Lauren O’Neill
In January, Amazon changed their logo from a shopping cart to a piece of blue tape over the Amazon “smile.” However, iOS users in the United Kingdom, Spain, Italy and Netherlands began to associate the folded blue tape with Adolf Hitler’s moustache.
The moustache aroused much controversy over social media, and led people to get in heated debates about tape.
In response to the backlash, an Amazon spokesperson commented, “We designed the new icon to spark anticipation, excitement, and joy when customers start their shopping journey on their phone, just as they do when they see our boxes on their doorstep.” Amazon subsequently changed the design of the logo.
Amazon never directly stated whether their quick logo change was in response to the criticism, they just silently changed it within days of the backlash.
In a New York Times article, Kara S. Alaimo, an Associate Professor at Hofstra University, criticized Amazon because she claimed that companies should be “bending over backward to consider all the ways people could misuse or misinterpret their logos prior to launch.”

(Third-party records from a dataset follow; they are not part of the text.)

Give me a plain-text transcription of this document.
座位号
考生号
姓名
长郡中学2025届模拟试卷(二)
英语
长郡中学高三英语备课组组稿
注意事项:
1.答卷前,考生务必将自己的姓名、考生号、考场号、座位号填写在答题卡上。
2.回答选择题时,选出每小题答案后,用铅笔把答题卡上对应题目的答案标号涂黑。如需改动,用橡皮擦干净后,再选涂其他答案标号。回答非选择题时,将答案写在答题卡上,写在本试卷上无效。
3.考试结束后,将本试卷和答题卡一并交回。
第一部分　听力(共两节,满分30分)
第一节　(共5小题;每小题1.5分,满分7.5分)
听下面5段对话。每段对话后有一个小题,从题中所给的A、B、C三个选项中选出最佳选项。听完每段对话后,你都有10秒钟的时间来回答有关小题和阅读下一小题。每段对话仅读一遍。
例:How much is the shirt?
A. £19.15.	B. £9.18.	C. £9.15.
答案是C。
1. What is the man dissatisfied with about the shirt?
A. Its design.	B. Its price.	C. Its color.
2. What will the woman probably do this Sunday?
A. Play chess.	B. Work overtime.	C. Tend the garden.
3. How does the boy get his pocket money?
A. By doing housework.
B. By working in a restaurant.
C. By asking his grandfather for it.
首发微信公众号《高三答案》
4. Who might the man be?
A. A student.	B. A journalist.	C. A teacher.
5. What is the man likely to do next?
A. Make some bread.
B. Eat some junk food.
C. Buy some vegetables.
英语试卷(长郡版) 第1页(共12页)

This is not the first instance that Amazon has come under fire for Nazi branded insignia. In 2015, there were posters on trains in New York for the Amazon Prime Show called, “Man in the High Castle,” and the posters contained swastikas, triggering a lot of outrage.
In an article from The Guardian, Mayor Bill de Blasio called on Amazon to get rid of the advertisements that he called “irresponsible and offensive.” Amazon was then forced to remove the advertisements.